Bahçeli kendisine bir baksın. Bize Amerikan seçimlerini işaret ediyor açıklamasında. Sayın Bahçeli Türk devlet geleneğinde ilk defa binlerce yıllık gelenekten bahsederiz ya bir devlet başkanına ‘Aptal olma’ diyen ABD başkanı karşısında sessiz kalan sizsiniz. Biz bu milletin onurunu her yerde savunduk savunuruz.
Davutoğlu sözlerini şöyle sürdürdü; Bu toprakların Kürtçesi Yunusemre’nin Türkçesi kadar azizdir. Dili değerli kulan muhtevasıdır. Bizim Kürt vatandaşlarımız bana Serok Ahmet demişse alır başımızın üstüne koyarız.
Sayın Bahçeli hesap soracaksa birilerinden Serok Apo diyenlerden hesap sorsun bir seçim kazanmak uğruna. Yine bir seçim kazanmak uğruna Serok Apo diye anılan terörist başının kardeşini TRT’ye çıkaranlardan hesap sorsun. Bizim bu konularda sicilimiz de temiz zihnimiz de berrak.

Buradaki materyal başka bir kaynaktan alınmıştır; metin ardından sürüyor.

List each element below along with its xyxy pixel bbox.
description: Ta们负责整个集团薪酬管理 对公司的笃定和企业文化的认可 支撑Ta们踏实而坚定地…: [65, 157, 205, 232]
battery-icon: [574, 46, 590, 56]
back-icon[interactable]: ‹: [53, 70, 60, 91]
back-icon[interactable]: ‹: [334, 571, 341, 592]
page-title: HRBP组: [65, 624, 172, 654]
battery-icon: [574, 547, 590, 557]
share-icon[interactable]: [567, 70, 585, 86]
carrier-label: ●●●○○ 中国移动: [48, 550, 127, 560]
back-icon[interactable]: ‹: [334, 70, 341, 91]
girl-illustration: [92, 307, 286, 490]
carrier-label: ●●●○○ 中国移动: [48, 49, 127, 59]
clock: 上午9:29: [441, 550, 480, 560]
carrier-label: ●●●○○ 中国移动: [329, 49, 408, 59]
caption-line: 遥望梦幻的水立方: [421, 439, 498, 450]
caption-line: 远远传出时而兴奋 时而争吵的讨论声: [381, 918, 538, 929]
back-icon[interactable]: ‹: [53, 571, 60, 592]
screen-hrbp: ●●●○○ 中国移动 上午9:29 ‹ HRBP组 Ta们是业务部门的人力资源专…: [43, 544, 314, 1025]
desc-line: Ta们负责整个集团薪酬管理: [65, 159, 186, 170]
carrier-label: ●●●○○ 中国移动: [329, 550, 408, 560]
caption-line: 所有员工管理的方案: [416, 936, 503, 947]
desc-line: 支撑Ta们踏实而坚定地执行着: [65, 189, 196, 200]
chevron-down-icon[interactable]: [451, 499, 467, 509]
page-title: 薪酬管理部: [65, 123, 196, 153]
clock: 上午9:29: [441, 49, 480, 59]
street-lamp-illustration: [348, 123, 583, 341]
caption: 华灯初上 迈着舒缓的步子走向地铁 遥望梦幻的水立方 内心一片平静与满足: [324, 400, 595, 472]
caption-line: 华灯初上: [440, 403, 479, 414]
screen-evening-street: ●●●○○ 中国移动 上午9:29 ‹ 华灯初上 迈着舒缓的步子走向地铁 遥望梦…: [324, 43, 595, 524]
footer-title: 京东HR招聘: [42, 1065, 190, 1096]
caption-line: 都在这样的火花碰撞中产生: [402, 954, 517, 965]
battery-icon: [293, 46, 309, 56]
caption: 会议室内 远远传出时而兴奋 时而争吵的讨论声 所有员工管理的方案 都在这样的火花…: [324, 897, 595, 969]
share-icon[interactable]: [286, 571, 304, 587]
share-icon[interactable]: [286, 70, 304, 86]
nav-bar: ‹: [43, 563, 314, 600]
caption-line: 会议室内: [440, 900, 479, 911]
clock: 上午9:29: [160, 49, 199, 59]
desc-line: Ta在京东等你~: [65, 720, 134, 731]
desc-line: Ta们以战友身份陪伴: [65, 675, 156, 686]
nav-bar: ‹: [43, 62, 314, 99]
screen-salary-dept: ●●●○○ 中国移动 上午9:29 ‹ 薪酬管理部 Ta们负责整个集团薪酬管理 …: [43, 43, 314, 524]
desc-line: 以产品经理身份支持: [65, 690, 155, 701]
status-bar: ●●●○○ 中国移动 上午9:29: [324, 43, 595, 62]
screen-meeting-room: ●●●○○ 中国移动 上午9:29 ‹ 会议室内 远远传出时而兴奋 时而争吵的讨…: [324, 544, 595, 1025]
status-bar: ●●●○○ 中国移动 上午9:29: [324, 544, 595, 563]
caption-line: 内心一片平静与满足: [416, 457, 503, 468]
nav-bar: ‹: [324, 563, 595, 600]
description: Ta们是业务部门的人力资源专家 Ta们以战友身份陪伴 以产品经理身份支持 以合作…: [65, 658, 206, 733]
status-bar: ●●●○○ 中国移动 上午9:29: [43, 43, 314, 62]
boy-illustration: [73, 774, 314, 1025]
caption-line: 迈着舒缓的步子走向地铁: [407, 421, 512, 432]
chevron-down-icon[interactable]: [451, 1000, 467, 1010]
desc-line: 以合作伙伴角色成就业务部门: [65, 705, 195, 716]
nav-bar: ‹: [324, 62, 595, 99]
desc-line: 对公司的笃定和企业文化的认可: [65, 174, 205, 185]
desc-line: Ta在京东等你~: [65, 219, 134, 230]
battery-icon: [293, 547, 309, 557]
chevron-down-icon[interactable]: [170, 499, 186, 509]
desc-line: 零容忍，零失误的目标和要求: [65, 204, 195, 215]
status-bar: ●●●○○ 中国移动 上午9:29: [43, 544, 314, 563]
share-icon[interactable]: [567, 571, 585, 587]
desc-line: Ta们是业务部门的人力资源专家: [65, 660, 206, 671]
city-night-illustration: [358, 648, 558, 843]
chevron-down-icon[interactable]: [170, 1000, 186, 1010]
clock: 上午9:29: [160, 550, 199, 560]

Hadi bizi hedef gösteriyorsunuz. Gazetecilerle ne alıp veremediğiniz var. Hakkı hukuku yazan bir avuç gazeteci kaldı. Onları da mı susturmak istiyorsunuz? Bu psikoloji 70’li yıllarda kardeşin kardeşe şiddetin uyguladığı hangi kanattan olduğu fark etmeksizin genç fidanların toprağa düştüğü dönemin psikoloji. Biz barıştırmaya, acı tecrübelerden ders alanlarla yeni bir yol yürümeye geliyoruz.
Yarın parti kurulu toplantısında istişare ederek kapsamlı bir cevap vereceğiz. Susacağımızı sanmasınlar.